Single by Phil Barney

from the album Recto-verseau
- B-side: "Ma Vie c'est la musique" (original version); Instrumental (duet version);
- Released: 1987 4 June 2002 (duet version)
- Recorded: France
- Genre: Pop
- Length: 3:46 (original version) 4:05 (duet version)
- Label: Zone (original version) M6 (duet version)
- Songwriter(s): Pierre Zito, Phil Barney
- Producer(s): Pierre Zito Phil Barney J.P. Daine

Phil Barney singles chronology
|  | "Un Enfant de toi" (1987) | "Avec qui tu vis" (1988) |
| "Loin de tes bras" (1992) | "Un Enfant de toi" (2002) |  |

Alternative cover
- 2002 release, with Marlène Duval

= Un enfant de toi =

1987 single by Phil Barney

"Un Enfant de toi" is a 1987 pop song recorded by the French singer Phil Barney. It was released as a single twice : first in 1987 from the album Recto-verseau, then as a duet with Marlène Duval in 2002. Both versions were hits, reaching the top three on the French Singles Chart, and the cover version being more successful than the original.

==Background==
"Un Enfant de toi" was written and the music composed by Pierre Zito and Phil Barney.

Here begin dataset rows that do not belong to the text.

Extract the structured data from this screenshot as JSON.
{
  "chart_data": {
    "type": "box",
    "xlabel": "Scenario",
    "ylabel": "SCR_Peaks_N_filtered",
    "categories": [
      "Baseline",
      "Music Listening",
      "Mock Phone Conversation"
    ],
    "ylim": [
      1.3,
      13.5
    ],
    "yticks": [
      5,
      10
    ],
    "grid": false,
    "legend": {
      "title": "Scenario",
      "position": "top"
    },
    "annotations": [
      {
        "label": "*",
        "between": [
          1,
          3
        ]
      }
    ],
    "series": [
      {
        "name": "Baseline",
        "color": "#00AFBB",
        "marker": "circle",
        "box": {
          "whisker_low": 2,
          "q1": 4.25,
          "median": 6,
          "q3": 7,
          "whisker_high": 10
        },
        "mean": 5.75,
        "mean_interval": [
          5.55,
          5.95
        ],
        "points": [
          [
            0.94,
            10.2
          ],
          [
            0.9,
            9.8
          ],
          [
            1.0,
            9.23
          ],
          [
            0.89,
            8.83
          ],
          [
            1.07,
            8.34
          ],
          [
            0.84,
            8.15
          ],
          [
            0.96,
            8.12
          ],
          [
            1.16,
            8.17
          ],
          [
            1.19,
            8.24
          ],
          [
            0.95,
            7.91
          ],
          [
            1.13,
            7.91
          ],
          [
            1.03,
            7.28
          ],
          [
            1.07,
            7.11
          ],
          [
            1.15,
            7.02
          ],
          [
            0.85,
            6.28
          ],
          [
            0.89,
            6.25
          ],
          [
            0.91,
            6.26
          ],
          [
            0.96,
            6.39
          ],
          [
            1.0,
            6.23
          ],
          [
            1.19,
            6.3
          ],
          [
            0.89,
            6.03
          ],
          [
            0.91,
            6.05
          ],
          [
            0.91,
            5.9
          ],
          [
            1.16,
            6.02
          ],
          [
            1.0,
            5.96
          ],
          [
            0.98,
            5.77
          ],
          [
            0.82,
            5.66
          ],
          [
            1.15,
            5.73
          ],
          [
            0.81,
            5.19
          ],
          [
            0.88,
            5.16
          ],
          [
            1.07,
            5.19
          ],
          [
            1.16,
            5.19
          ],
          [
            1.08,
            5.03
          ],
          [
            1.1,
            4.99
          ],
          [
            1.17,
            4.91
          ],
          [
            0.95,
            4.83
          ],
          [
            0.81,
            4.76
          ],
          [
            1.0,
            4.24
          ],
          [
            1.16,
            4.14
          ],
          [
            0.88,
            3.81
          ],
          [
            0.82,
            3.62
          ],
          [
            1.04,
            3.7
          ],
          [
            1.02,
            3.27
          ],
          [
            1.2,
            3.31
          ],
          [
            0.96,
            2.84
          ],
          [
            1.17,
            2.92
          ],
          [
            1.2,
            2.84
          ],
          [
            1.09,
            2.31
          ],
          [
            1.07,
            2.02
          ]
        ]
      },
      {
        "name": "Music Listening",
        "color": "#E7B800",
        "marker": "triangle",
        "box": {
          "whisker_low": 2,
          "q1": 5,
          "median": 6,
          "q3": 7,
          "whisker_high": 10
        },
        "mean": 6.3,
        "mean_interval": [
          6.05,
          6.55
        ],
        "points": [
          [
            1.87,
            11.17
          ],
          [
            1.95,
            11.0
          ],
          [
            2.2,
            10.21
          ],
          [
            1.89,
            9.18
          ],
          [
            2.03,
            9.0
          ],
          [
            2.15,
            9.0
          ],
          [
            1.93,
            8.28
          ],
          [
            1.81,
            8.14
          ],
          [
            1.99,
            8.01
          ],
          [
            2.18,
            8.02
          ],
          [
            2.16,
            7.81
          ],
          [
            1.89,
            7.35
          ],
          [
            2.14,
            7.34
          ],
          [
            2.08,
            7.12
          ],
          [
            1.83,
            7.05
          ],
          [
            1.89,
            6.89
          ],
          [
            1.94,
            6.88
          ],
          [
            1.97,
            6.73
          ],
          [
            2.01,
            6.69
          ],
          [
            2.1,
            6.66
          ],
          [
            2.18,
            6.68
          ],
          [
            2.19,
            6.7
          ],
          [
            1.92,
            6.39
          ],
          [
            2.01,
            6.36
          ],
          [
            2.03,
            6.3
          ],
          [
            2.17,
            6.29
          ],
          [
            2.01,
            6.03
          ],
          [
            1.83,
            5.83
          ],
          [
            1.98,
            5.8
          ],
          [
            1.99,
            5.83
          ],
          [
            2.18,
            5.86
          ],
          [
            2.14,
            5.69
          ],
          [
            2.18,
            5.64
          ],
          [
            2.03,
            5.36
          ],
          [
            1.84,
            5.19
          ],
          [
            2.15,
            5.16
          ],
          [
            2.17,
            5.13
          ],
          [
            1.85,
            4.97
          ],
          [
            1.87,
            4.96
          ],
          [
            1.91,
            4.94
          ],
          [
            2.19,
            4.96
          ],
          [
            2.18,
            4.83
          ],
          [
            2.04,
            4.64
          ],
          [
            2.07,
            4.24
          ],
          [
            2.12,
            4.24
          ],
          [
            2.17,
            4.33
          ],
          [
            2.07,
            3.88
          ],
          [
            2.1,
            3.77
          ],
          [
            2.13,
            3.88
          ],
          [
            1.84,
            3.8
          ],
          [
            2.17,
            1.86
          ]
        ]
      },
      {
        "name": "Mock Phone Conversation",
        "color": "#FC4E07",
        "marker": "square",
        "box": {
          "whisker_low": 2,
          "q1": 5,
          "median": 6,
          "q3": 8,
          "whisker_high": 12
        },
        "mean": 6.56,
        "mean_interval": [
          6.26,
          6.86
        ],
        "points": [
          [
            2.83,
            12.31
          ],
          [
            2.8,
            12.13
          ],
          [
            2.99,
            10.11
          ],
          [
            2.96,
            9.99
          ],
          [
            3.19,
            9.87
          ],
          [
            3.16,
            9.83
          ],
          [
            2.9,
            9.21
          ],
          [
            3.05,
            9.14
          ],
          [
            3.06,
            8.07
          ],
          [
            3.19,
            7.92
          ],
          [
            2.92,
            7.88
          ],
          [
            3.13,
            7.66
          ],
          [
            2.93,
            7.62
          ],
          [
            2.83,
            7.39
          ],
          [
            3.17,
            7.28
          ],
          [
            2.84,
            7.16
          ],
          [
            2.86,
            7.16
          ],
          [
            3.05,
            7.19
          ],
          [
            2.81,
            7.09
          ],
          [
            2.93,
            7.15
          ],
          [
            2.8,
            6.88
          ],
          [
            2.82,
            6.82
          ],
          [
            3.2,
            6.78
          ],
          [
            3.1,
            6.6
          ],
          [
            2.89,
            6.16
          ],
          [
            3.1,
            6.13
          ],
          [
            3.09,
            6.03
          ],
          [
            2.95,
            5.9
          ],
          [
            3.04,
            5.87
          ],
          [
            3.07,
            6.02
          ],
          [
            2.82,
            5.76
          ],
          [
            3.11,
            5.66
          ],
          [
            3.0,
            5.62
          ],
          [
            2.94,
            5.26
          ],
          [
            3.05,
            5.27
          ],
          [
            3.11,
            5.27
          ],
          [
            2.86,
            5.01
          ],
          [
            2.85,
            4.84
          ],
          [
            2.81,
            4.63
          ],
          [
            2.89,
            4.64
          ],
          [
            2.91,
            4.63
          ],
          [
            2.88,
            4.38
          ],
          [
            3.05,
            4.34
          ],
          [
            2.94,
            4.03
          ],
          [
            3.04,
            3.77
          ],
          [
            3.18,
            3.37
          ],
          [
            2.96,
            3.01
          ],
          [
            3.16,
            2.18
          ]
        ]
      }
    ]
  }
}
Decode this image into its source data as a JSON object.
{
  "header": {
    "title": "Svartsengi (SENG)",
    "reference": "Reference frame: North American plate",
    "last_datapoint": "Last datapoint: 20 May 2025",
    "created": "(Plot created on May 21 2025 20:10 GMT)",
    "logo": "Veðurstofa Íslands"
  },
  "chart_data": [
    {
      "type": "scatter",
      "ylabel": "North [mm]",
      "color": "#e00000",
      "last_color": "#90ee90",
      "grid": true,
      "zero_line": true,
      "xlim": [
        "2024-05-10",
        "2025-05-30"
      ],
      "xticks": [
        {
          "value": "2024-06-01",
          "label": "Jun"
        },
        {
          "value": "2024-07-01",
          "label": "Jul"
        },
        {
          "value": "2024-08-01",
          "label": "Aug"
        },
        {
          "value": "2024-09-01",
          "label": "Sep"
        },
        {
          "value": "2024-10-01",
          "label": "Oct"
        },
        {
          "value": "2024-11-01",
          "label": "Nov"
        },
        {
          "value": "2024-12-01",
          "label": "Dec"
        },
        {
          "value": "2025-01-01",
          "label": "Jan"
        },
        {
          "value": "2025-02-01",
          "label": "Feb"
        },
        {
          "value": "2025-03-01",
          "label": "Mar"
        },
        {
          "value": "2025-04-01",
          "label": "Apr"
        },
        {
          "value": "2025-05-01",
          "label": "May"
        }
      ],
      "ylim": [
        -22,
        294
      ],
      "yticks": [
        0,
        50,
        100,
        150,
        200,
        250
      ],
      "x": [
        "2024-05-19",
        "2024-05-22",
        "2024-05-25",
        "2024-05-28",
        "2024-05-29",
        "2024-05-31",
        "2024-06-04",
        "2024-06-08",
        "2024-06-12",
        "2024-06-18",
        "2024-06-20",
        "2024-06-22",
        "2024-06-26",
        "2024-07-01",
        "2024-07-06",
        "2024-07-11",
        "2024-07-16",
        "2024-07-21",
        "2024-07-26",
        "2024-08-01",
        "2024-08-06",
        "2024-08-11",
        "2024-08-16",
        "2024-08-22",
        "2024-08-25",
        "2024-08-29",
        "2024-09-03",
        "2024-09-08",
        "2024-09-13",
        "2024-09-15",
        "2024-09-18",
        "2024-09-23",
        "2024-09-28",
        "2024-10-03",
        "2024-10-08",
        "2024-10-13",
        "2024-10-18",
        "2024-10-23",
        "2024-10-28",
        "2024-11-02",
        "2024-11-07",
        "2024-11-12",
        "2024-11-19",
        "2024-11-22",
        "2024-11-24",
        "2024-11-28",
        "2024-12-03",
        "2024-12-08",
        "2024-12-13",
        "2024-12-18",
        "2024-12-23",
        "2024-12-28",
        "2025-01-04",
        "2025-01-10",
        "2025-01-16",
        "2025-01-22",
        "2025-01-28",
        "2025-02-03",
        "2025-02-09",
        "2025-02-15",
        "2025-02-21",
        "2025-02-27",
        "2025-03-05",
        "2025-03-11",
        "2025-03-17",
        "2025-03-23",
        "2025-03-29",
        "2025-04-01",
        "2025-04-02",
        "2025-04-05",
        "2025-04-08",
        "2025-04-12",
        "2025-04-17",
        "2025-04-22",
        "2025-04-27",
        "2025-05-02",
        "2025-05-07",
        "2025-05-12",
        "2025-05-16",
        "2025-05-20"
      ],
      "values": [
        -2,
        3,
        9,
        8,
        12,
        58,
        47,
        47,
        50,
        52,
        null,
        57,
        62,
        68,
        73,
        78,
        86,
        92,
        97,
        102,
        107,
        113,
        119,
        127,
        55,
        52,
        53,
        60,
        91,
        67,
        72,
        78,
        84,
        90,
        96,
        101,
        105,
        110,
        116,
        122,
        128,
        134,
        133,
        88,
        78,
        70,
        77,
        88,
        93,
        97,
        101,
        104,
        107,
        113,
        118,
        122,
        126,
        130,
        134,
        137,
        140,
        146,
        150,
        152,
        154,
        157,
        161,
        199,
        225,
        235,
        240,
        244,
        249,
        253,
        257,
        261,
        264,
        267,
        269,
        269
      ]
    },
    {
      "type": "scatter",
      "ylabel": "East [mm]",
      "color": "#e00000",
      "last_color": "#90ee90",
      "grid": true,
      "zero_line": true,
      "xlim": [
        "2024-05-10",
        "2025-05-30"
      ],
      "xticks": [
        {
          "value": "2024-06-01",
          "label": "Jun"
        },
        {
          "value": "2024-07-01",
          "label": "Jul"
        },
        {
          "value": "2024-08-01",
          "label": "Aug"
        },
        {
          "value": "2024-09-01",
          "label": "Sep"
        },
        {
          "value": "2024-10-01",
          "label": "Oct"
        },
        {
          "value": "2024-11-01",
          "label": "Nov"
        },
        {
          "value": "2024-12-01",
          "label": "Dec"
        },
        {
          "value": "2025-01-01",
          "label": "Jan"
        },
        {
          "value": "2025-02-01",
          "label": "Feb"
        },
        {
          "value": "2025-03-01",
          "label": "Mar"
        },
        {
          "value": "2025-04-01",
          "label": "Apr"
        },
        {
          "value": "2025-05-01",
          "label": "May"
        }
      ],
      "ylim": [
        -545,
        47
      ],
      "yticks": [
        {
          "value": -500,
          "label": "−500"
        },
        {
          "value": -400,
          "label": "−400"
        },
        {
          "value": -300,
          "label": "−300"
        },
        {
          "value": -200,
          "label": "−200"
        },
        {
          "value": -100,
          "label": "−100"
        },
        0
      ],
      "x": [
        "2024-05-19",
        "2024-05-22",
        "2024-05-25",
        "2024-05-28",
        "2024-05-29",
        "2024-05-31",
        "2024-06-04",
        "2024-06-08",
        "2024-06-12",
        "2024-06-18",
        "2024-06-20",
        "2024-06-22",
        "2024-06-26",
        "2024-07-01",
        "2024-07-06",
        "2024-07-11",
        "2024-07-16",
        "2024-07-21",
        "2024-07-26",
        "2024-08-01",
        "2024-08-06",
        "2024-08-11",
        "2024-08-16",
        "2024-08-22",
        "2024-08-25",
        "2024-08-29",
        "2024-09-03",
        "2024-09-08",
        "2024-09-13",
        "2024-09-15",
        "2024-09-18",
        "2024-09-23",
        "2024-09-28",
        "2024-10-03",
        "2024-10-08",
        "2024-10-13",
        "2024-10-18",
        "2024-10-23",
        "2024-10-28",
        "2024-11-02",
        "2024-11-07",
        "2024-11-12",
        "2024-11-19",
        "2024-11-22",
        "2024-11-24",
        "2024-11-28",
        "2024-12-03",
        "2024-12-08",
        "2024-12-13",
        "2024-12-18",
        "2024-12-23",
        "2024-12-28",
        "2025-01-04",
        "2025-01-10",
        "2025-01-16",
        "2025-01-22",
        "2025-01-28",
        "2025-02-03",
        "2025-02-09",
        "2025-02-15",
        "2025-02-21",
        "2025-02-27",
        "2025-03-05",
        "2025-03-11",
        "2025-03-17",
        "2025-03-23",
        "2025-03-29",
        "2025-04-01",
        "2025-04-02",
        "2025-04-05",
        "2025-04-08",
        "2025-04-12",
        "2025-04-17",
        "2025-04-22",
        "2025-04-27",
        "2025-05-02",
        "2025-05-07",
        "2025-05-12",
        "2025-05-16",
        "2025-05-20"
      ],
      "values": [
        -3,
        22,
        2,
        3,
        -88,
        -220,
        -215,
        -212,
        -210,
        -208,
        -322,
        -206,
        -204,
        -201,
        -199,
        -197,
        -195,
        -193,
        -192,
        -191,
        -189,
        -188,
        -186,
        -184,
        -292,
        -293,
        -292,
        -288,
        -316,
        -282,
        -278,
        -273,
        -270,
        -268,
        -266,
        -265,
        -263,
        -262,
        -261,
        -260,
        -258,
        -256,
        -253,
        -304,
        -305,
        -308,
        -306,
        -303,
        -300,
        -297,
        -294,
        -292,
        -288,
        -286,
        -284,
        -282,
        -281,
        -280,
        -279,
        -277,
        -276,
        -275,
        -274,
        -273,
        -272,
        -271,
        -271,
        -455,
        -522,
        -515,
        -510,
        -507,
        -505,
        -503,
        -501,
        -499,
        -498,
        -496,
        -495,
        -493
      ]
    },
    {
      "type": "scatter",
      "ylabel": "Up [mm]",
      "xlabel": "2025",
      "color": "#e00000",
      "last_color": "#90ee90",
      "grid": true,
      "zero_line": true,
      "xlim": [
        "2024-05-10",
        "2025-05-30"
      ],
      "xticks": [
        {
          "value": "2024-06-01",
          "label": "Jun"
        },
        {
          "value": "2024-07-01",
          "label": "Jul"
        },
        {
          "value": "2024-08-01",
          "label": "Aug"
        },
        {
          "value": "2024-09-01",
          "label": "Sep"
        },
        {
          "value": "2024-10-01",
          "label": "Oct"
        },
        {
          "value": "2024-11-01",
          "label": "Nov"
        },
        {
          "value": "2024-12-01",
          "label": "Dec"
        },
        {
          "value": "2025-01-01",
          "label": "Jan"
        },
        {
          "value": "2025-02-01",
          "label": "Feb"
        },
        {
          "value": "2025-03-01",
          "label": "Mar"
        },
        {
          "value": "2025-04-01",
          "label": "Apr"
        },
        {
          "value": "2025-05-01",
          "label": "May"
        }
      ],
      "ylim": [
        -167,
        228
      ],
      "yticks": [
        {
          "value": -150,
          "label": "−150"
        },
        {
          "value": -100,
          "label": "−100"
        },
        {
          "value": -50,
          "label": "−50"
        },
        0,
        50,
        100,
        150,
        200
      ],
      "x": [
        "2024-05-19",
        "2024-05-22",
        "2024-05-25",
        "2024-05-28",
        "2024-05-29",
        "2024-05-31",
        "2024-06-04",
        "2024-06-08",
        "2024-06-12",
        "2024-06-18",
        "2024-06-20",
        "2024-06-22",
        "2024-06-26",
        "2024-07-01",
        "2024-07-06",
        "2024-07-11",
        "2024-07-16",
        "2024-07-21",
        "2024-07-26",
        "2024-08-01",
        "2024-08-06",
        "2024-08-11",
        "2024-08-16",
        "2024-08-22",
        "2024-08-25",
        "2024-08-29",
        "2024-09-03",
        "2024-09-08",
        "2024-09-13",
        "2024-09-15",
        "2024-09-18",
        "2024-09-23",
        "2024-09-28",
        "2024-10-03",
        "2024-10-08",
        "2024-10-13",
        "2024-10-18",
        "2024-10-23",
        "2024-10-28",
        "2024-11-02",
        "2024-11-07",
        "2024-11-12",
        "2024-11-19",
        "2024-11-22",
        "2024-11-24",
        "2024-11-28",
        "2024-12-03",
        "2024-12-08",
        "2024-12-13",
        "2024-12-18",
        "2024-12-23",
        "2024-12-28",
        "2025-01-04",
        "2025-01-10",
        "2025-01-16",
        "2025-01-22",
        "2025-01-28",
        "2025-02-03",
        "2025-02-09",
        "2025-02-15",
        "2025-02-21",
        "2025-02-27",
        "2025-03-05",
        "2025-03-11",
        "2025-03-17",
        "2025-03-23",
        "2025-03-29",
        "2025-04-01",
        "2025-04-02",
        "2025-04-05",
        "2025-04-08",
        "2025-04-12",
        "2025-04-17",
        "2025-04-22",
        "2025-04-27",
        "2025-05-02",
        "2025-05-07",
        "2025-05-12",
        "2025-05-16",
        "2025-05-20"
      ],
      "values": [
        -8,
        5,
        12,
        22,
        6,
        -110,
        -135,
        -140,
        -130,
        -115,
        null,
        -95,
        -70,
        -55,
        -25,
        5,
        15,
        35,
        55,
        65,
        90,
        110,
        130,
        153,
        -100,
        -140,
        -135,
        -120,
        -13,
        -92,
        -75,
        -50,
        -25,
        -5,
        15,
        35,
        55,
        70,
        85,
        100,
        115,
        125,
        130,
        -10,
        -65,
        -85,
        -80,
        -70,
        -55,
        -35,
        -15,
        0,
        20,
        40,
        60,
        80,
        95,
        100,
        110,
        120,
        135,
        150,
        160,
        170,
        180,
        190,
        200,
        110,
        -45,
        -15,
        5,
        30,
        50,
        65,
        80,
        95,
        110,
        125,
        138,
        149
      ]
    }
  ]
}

With a romantic melody, the song deals with the story of a man whose wife is pregnant. However, the delivery takes place badly and the woman dies by giving birth to a boy, named Jason. The father, who addresses directly his deceased wife in the song, tells ten years later how he brought up their son.

In 2002, Marlène Duval, a contestant of the French TV reality show Loft Story 2, regularly sang the song when she participated in the show. Therefore, when she came out the loft, Barney proposed her to recording the song in a duet version. She accepted and the song was released as a single. The two singers started a tour to promote the song.

==Chart performances==
In France, the original version charted for 23 weeks in the top 50, from 5 September 1987 to 6 February 1988. It debuted at the bottom of the chart and eventually reached a peak of number three in its 10th and 15th weeks. It remained in the top ten for ten consecutive weeks. The single earned a Gold disc awarded by the Syndicat National de l'Édition Phonographique.

The duet version entered the French Singles Chart at number 70 on 1 June 2002, although being officially released three days later (several stores sold it before the official date). It directly climbed to number two, topped the chart for three consecutive weeks, then dropped on the chart, totalling seven weeks in the top ten, 16 weeks in the top 50 and 21 weeks on the chart (top 100). About one month after its release, it was certified Platinum disc and ranked at 12 on the year-end. As of July 2014, it is the 89th best-selling single of the 21st century in France, with 321,000 units sold.

On 29 June 2002, the single started at number 20 on the Belgian (Wallonia) Ultratop 40, then jumped straight to number one. It stayed there for four weeks, then kept on dropping and fell off the chart after 14 weeks. It was the 13th best-selling single of 2002.

==Track listings==
- 1987 version
  - 7" single
1. "Un Enfant de toi" – 3:46
2. "Ma Vie c'est la musique" – 4:12

- 2002 version
  - CD single
3. "Un Enfant de toi" by Phil Barney and Marlène Duval – 4:05
4. "Un Enfant de toi (instrumental) – 4:05

==Charts==

===Peak positions===

| Chart (1987) | Peak position |
|---|---|
| Eurochart Hot 100 | 28 |
| French SNEP Singles Chart | 3 |
| Chart (2002) | Peak position |
| Belgian (Wallonia) Singles Chart | 1 |
| French SNEP Singles Chart | 1 |

===Year-end charts===

| Chart (2002) | Position |
|---|---|
| Belgian (Wallonia) Singles Chart | 13 |
| Europe (Eurochart Hot 100) | 92 |
| French Singles Chart | 12 |

===Certifications===

| Region | Certification | Certified units/sales |
| France (SNEP) 1987 solo version | Gold | 500,000^{*} |
| France (SNEP) 2002 Duet version | Platinum | 500,000^{*} |
^{*} Sales figures based on certification alone.